To think there was once a time where a moment seemed to last an eternity, you grow up and time flies by you. It all but makes sense why the fantasy of Neverland came to exist. No wonder Peter Pan didn't want to leave Neverland: it was a place you never had to grow up and see the decay of time upon ones mind or body.


I drop the ball probably on average with most people. But I would say that the occasions upon which I drop the ball most is when my life is about to welcome another child into this world. 2017, 2020, and 2021 have been very significant years to me with regard to having completely lost track of time.


Regarding 2020, most people can reckon with me that they lost track of life due to COVID. But that particular year, COVID was a backburner issue as we had taken a new job, had our second child, moved back to our home state, and I endured a promotion by default of losing my boss. It was an interesting year. But all of it began preparing me for what being a father of multiple children would actually look like. 2021 brought me my third child, my first son.


Having three children has been the hardest things I have ever done. It has broken me time and time again. Sometimes I have taking the beating well. Many other times I have wussed out and ran away from the transformative invitation Jesus has offered. But He has continued to walk with me in patient love, all the while I seem to be scratching or clawing my way back to Neverland. I don't want to grow up. I don't want to die. I don't like the things that this world has to offer for my sake or my children's.


And yet here I am.

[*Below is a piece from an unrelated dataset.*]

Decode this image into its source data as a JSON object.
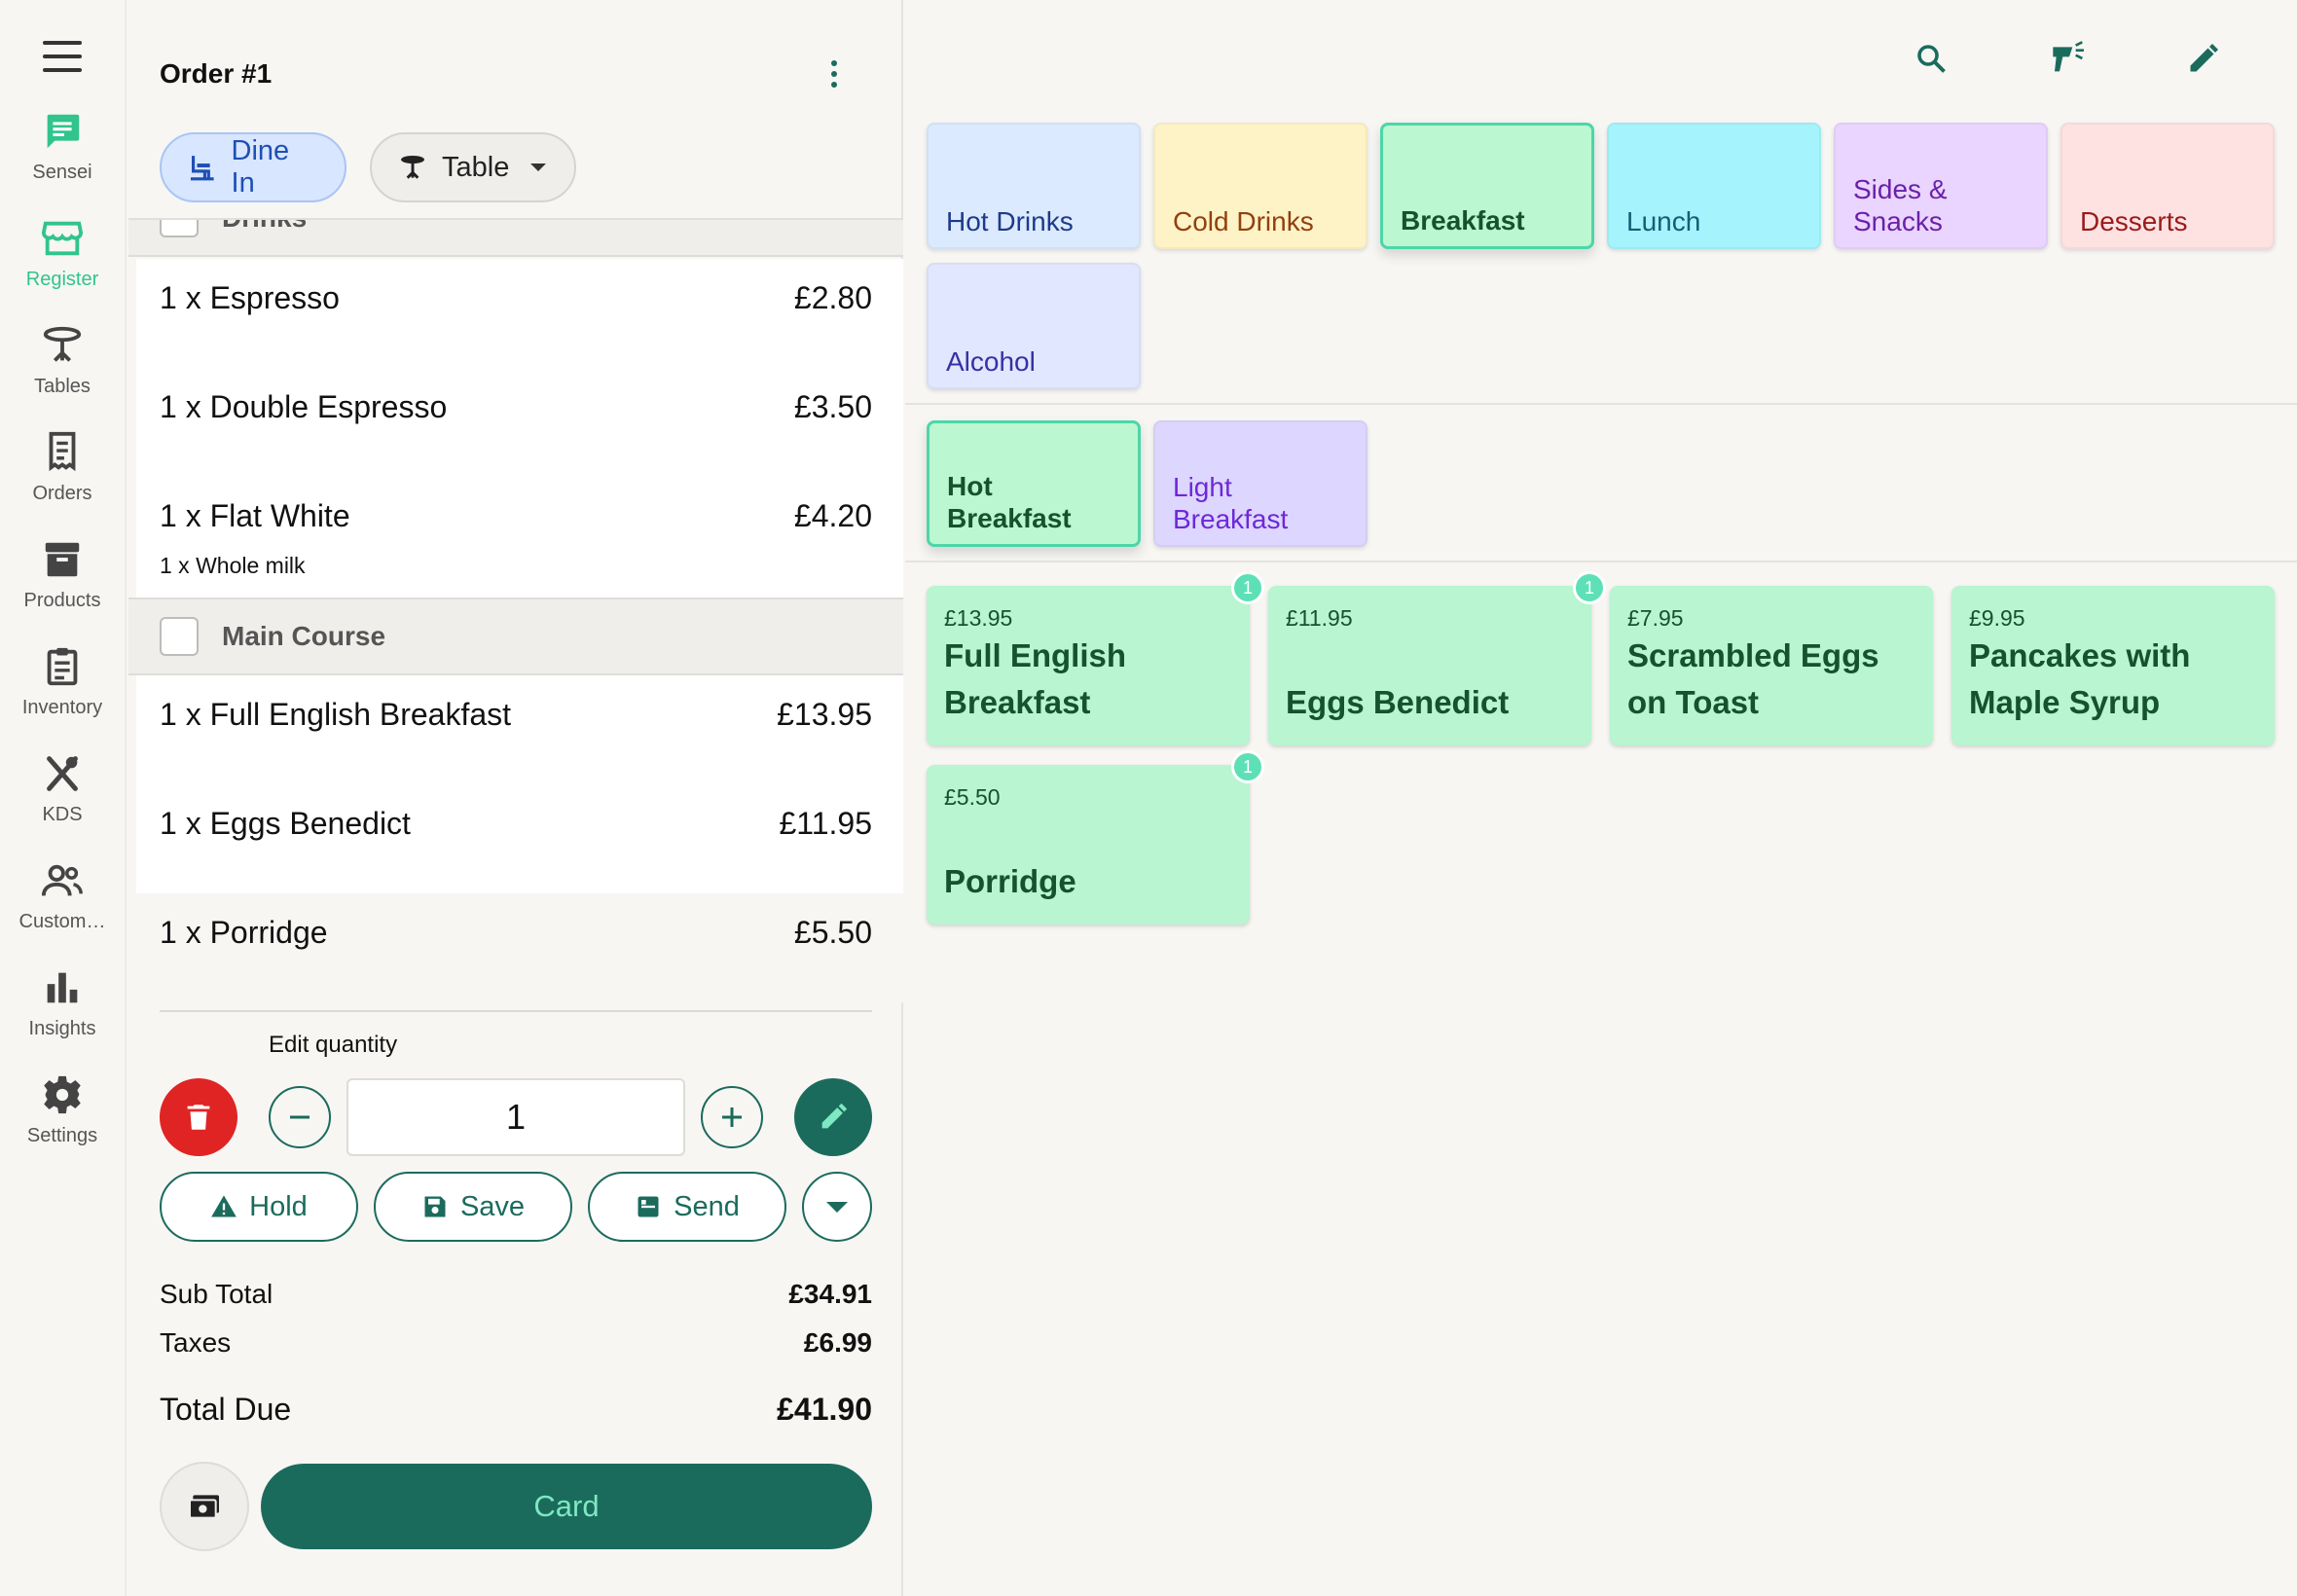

Wondering what this life would look like if I could just peer a bit longer into the eternal mind of God --- what does it feel like to wonder without time? What does it feel like to create when time isn't beckoning at you? What does love feel like outside of the parameters of death? Is there only one reason that Captain Hook just so happens to haunt the beauty of Neverland? And that reason is to tempt Peter Pan into leaving so that he can't stay to enjoy the wonders of timeless life?


In the final chapters of the collection of God's Word, the Bible, Revelation 21 and 22 do more than wonder at the future of our existence. They describe a promise that one day our earth will be remade into a new earth, along with a new heaven, where we will coexist together in the light of God. It is a Garden of Eden recreated, unbound by time and unaffected by sin. It sounds better than what we have here and yet, don't we taste glimpses? It even sounds better than the small little Neverland, where there is a deceiver tempting us to leave the promises of God.